Брайан резко вскинул голову. Голос он узнал сразу, но пришлось прищуриться, чтобы разглядеть его хозяйку, которой солнце светило в спину. Брайана всегда раздражало, что она умеет подкрадываться так незаметно. Впрочем, он давно уже привык считать доктора Керби Фитцсиммонс незначительным раздра жителем.
– Агератум, – повторила Керби и улыбнулась: она знала, что раздражает его, и считала это большим достижением. Ей понадобился почти год, чтобы добиться хотя бы такой реакции. – Тот цветок, на который ты таращишься, Брайан. А вообще-то твоим садам необходим уход.
– И до них дойдут руки, – пробормотал он, прежде чем воспользоваться своим самым действенным оружием – молчанием.
Ему всегда становилось не по себе в обществе Керби. И дело было не только в ее внешности, вполне привлекательной, если вас интересуют изящные блондинки. Брайан считал причиной своей неловкости ее поведение – полную противоположность изяществу и деликатности. Непоколебимо уверенная в себе Керби, казалось, знала понемногу обо всем на свете и не стеснялась идти напролом.

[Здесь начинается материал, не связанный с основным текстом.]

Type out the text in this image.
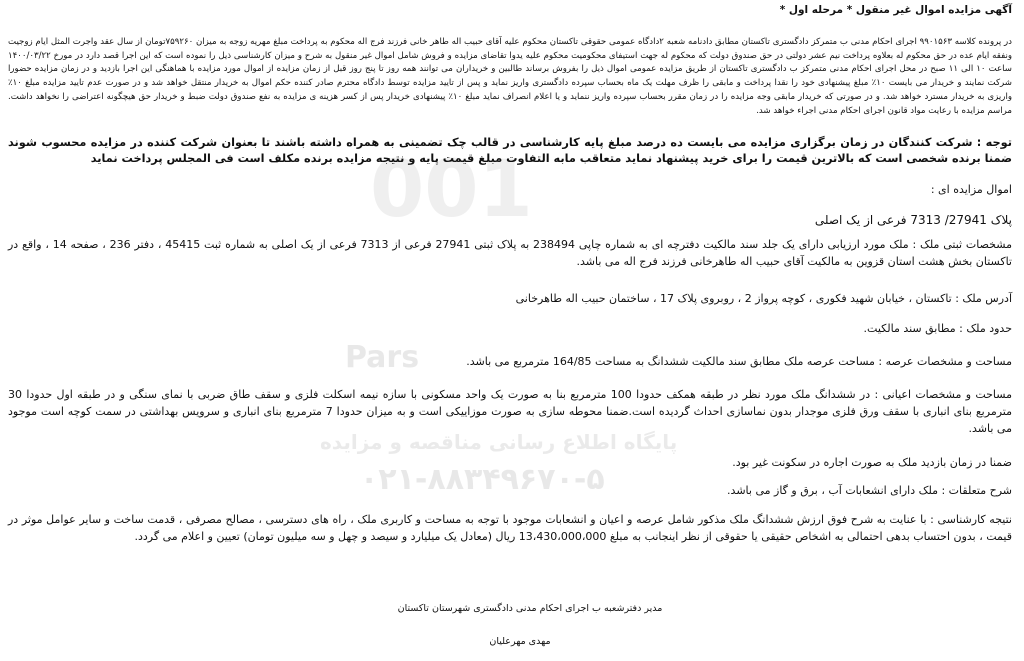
001
Pars
پایگاه اطلاع رسانی مناقصه و مزایده
۰۲۱-۸۸۳۴۹۶۷۰-۵
آگهی مزایده اموال غیر منقول * مرحله اول *
در پرونده کلاسه ۹۹۰۱۵۶۳ اجرای احکام مدنی ب متمرکز دادگستری تاکستان مطابق دادنامه شعبه ۲دادگاه عمومی حقوقی تاکستان محکوم علیه آقای حبیب اله طاهر خانی فرزند فرج اله محکوم به پرداخت مبلغ مهریه زوجه به میزان ۷۵۹۲۶۰تومان از سال عقد واجرت المثل ایام زوجیت ونفقه ایام عده در حق محکوم له بعلاوه پرداخت نیم عشر دولتی در حق صندوق دولت که محکوم له جهت استیفای محکومیت محکوم علیه یدوا تقاضای مزایده و فروش شامل اموال غیر منقول به شرح و میزان کارشناسی ذیل را نموده است که این اجرا قصد دارد در مورخ ۱۴۰۰/۰۳/۲۲ ساعت ۱۰ الی ۱۱ صبح در محل اجرای احکام مدنی متمرکز ب دادگستری تاکستان از طریق مزایده عمومی اموال ذیل را بفروش برساند طالبین و خریداران می توانند همه روز تا پنج روز قبل از زمان مزایده از اموال مورد مزایده با هماهنگی این اجرا بازدید و در زمان مزایده حضورا شرکت نمایند و خریدار می بایست ۱۰٪ مبلغ پیشنهادی خود را نقدا پرداخت و مابقی را ظرف مهلت یک ماه بحساب سپرده دادگستری واریز نماید و پس از تایید مزایده توسط دادگاه محترم صادر کننده حکم اموال به خریدار منتقل خواهد شد و در صورت عدم تایید مزایده مبلغ ۱۰٪ واریزی به خریدار مسترد خواهد شد. و در صورتی که خریدار مابقی وجه مزایده را در زمان مقرر بحساب سپرده واریز ننماید و یا اعلام انصراف نماید مبلغ ۱۰٪ پیشنهادی خریدار پس از کسر هزینه ی مزایده به نفع صندوق دولت ضبط و خریدار حق هیچگونه اعتراضی را نخواهد داشت. مراسم مزایده با رعایت مواد قانون اجرای احکام مدنی اجراء خواهد شد.
توجه : شرکت کنندگان در زمان برگزاری مزایده می بایست ده درصد مبلغ پایه کارشناسی در قالب چک تضمینی به همراه داشته باشند تا بعنوان شرکت کننده در مزایده محسوب شوند ضمنا برنده شخصی است که بالاترین قیمت را برای خرید پیشنهاد نماید متعاقب مابه التفاوت مبلغ قیمت پایه و نتیجه مزایده برنده مکلف است فی المجلس پرداخت نماید
اموال مزایده ای :
پلاک 27941/ 7313 فرعی از یک اصلی
مشخصات ثبتی ملک : ملک مورد ارزیابی دارای یک جلد سند مالکیت دفترچه ای به شماره چاپی 238494 به پلاک ثبتی 27941 فرعی از 7313 فرعی از یک اصلی به شماره ثبت 45415 ، دفتر 236 ، صفحه 14 ، واقع در تاکستان بخش هشت استان قزوین به مالکیت آقای حبیب اله طاهرخانی فرزند فرج اله می باشد.
آدرس ملک : تاکستان ، خیابان شهید فکوری ، کوچه پرواز 2 ، روبروی پلاک 17 ، ساختمان حبیب اله طاهرخانی
حدود ملک : مطابق سند مالکیت.
مساحت و مشخصات عرصه : مساحت عرصه ملک مطابق سند مالکیت ششدانگ به مساحت 164/85 مترمربع می باشد.
مساحت و مشخصات اعیانی : در ششدانگ ملک مورد نظر در طبقه همکف حدودا 100 مترمربع بنا به صورت یک واحد مسکونی با سازه نیمه اسکلت فلزی و سقف طاق ضربی با نمای سنگی و در طبقه اول حدودا 30 مترمربع بنای انباری با سقف ورق فلزی موجدار بدون نماسازی احداث گردیده است.ضمنا محوطه سازی به صورت موزاییکی است و به میزان حدودا 7 مترمربع بنای انباری و سرویس بهداشتی در سمت کوچه است موجود می باشد.
ضمنا در زمان بازدید ملک به صورت اجاره در سکونت غیر بود.
شرح متعلقات : ملک دارای انشعابات آب ، برق و گاز می باشد.
نتیجه کارشناسی : با عنایت به شرح فوق ارزش ششدانگ ملک مذکور شامل عرصه و اعیان و انشعابات موجود با توجه به مساحت و کاربری ملک ، راه های دسترسی ، مصالح مصرفی ، قدمت ساخت و سایر عوامل موثر در قیمت ، بدون احتساب بدهی احتمالی به اشخاص حقیقی یا حقوقی از نظر اینجانب به مبلغ 13،430،000،000 ریال (معادل یک میلیارد و سیصد و چهل و سه میلیون تومان) تعیین و اعلام می گردد.
مدیر دفترشعبه ب اجرای احکام مدنی دادگستری شهرستان تاکستان
مهدی مهرعلیان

Ее голос всегда напоминал Брайану о высшем обществе Новой Англии. Или – когда он бывал менее снисходителен – о «проклятых янки». Впрочем, ее лицо раздражало его еще больше: типичные скулы янки, привлекающие внимание к глазам цвета морской волны, слегка вздернутый нос, а особенно – безупречный рот: не очень большой и не очень маленький.
Брайан все ждал известий о том, что Керби заколотила маленький коттедж, унаследованный от бабушки, и вернулась на материк, отказавшись от намерения открыть здесь клинику. Но один месяц сменял другой, а Керби не уезжала, медленно, но верно вплетаясь в жизнь острова.
И овладевая его мыслями.
Продолжая насмешливо улыбаться, Керби откинула с лица волну ниспадающих до плеч волос цвета спелой пшеницы.